BOSTON — Ten years ago, U.S. warships in the Adriatic began launching cruise missiles into the Federal Republic of Yugoslavia.
I saw them light up the sky. I saw the smoldering aftermath. They began pounding away at the port town of Bar and then paved a path to Belgrade, where they struck at the heart of Slobodan Milosevic’s brutal regime and sent the clear message that its vicious campaign of ethnic cleansing in Kosovo would not stand.
The U.S. and its European allies were united in the effort to stop Milosevic. And today, a decade later, that military operation is still seen as one of the great strategic successes of modern NATO.
Kosovo was liberated two months later on June 12, 1999. Milosevic and his military thugs were turned back and ultimately brought to trial by the International Criminal Court of Justice for crimes against humanity. And today Kosovo has a better future, even if it struggles.
With the 60th anniversary of NATO just around the corner, it is a success worth remembering — particularly since the U.S. is about to step up its presence in Afghanistan in coordination with the NATO troops there.
The U.S. “surge” of 17,000 troops may soon strain the NATO alliance, which has a different sense of the mission in Afghanistan. For the U.S., it has been a war on terror. For NATO, it is an exercise in nation building.
It seems we are headed for an existential moment for the NATO alliance in Afghanistan.
“The importance of what happened 10 years ago is that it showed that American leadership is indispensible, especially when creates strong alliances with a clearly delineated purpose,” said Veton Surroi, who courageously published an independent newspaper in Pristina, the capital of Kosovo, and played an important role in Rambouillet, the French village where negotiations took place prior to the military action.
I first met Surroi 10 years ago during the aftermath of the war. Earlier this month he visited us here at GlobalPost in Boston. He looked much the same, a bit older but somehow less severe and less consumed by the worry that had eaten away at him during the darkness of that time.
In 1998 and early 1999, more than a half million Kosovar Albanian Muslims had been forced to flee their homes. There were thousands of casualties and mass graves were once again filling up in the Balkans, since the wars of the early 1990s.
On this day 10 years ago, I was aboard a rusted Russian freighter that was cruising through the Adriatic in defiance of U.S. Navy orders that blocked all ships during the start of the air strikes. We were doing an end run into Yugoslavia after the Western media had been thrown out of Belgrade on the eve of the air strikes.
I was with The Boston Globe then. My colleague Matt McAllester, who was with Newsday at the time, and I talked our way onto the rusted freighter. Matt, who now works with us here at GlobalPost, and I stood on the bridge of the ship and smoked cigarettes with members of the Montenegro government, technically our enemy in this fight, although Montenegro had a strange, twilight role in the conflict.
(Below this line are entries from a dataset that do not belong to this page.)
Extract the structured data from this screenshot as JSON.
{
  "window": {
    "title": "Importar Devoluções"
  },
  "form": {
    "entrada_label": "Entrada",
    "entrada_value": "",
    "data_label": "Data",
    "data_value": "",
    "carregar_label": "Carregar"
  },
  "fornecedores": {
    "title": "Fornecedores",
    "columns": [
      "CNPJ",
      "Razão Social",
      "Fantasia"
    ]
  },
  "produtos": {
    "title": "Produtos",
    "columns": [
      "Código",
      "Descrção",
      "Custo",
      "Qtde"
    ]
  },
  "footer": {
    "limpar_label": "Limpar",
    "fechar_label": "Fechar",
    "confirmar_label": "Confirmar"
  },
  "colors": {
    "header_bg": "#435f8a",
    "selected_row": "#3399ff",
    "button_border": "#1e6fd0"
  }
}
We could see distant flashes of light, which were presumably the U.S. air strikes launched by President Clinton. The old freighter pulled into port and we began reporting.
We were both Middle East correspondents who had suddenly been thrown into the complexities of the Balkans and we were fully aware that we had a lot to learn.
But after many years of reporting on subsequent conflicts in Iraq and Afghanistan, the war in Kosovo seems in comparison a clean affair, a shining example of what America and its allies can do together in the world. It was a time when diplomacy worked and now it seems like a model for the Obama administration as it stumbles forward into a deeper commitment in Afghanistan.
It wasn’t perfect. No war is. There were mistakes. Human Rights Watch recorded that NATO airstrikes killed nearly 500 civilians.
Kosovo still struggles to build the institutions of civil society. The army has a long way to go. Pristina’s universities and hospitals are abysmal, Surroi confirms. The town of Mitrovica — divided by a river that separates Kosovar Albanian Muslims and Serbian Orthodox Christians — is still bitterly divided. There is much work to be done.
Surroi said that one of the most important feelings he has 10 years later is “the grasp of history”: an overwhelming sense that the U.S.-led alliance changed the course of history for Kosovo.
“Kosovo is the most pro-American place in Europe. We have enormous gratitude. We supported the war in Iraq all the way because we believed Saddam and Milosevic were made of the same cloth,” he said.
“We are almost medieval in our devotion to America, and I’m not sure that is healthy,” Surroi added.
“But I also think it is not a bad time all these years later to remember what America can do when it is united with its allies and sets out to accomplish something."
Veton Surroi’s visit to GlobalPost was facilitatated by The Project on Justice in Times of Transition, an independent program working in collaboration with the Institute for Global Leadership at Tufts University.